Grief doesn’t magically end after a loved one’s death. Reminders often bring back the pain of loss.
When a loved one dies, you might be faced with grief over your loss again and again—sometimes years later. These feelings, sometimes called an anniversary reaction, aren’t necessarily a setback in the grieving process. They’re a reflection that your loved one’s life was important.
To continue on the path toward healing, know what to expect—and how to cope with reminders of your loss.
Certain reminders of your loved one might be inevitable, such as a visit to the his or her grave, the anniversary of their death, holidays and birthdays. Even memorial celebrations can trigger pain.
Reminders can also be tied to sights, sounds and smells—and they can be unexpected.

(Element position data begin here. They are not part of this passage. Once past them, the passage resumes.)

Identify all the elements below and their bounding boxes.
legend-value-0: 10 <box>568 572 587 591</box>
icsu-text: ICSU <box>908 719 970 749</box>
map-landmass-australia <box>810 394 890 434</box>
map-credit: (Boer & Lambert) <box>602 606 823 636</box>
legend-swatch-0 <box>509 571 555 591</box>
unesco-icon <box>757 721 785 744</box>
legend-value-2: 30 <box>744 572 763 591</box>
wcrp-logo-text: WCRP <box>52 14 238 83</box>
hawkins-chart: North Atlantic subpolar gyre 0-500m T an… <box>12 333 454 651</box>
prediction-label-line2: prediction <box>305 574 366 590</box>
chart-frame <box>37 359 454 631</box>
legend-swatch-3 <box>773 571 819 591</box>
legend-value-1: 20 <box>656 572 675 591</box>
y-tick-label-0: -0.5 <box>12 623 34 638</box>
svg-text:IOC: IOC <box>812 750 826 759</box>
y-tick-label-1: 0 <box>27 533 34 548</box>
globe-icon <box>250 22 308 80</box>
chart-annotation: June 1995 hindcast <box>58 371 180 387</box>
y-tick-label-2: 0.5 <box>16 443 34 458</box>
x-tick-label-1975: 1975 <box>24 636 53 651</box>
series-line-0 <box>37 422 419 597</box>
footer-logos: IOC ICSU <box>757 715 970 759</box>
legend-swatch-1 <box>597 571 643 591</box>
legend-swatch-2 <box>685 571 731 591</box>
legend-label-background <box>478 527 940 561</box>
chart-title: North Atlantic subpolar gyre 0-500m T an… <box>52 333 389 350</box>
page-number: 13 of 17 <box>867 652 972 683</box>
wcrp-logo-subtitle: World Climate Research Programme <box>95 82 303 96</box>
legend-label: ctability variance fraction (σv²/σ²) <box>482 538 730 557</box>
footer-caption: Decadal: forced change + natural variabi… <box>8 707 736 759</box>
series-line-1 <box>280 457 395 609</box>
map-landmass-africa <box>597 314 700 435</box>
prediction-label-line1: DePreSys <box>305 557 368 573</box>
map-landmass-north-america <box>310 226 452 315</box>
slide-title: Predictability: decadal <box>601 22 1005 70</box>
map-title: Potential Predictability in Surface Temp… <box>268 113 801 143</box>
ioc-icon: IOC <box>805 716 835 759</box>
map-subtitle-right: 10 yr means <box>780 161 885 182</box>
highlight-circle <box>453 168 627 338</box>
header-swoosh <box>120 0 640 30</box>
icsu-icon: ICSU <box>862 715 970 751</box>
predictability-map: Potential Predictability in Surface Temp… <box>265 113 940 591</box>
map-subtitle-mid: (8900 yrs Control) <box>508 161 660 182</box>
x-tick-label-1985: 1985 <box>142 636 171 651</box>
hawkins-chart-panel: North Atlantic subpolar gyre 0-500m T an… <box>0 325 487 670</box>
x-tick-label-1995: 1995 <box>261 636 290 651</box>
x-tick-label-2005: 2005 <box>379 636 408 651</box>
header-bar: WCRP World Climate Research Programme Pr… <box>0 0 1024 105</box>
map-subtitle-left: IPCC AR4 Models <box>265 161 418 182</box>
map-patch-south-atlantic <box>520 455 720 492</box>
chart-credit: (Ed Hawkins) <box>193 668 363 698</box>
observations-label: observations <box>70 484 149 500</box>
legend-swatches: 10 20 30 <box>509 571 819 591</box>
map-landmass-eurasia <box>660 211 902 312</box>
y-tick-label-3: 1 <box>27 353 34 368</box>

The course of grief is unpredictable. Anniversary reactions can last for days or for much longer. You might experience the intense emotions and reactions that you first experienced when you lost your loved one.
Anniversary reactions can also evoke powerful memories of the feelings and events surrounding your loved one’s death.
As you continue healing, take steps to cope with reminders of your loss. For example:
Be prepared.
Anniversary reactions are normal. Knowing you’re likely to experience them can help you understand them and gurn them into opportunities for healing.
Plan a distraction.
Schedule a gathering or visit with friends or loved ones when you’re likely to feel alone or be reminded of your loved one’s death.
Reminisce about your relationship.
Focus on the good things about your relationship and the time you had with your loved one. Write a letter about your good memories.
Start a new tradition.
Make a donation to a charity in your loved one’s name on birthdays or holidays, or plant a tree in honor of your loved one.
Connect with others.
Draw friends and loved ones close. Find someone who will encourage you to talk about your loss. Stay connected to your usual support systems, such as spiritual leaders and social groups. Consider joining a bereavement.
Allow yourself to feel a range of emotions.
It’s OK to be sad and feel loss, but allow yourself to experience joy and happiness. As you celebrate special times, you might find yourself both laughing and crying.
There’s no time limit for grief, and anniversary reactions can leave you reeling. Still, the intensity of grief tends to lessen with time.
If your grief gets worse over time or interferes with your ability to function in daily life, consult a grief counselor or other mental health provider. Unresolved or complicated grief can lead to depression, other mental health problems and other medical conditions.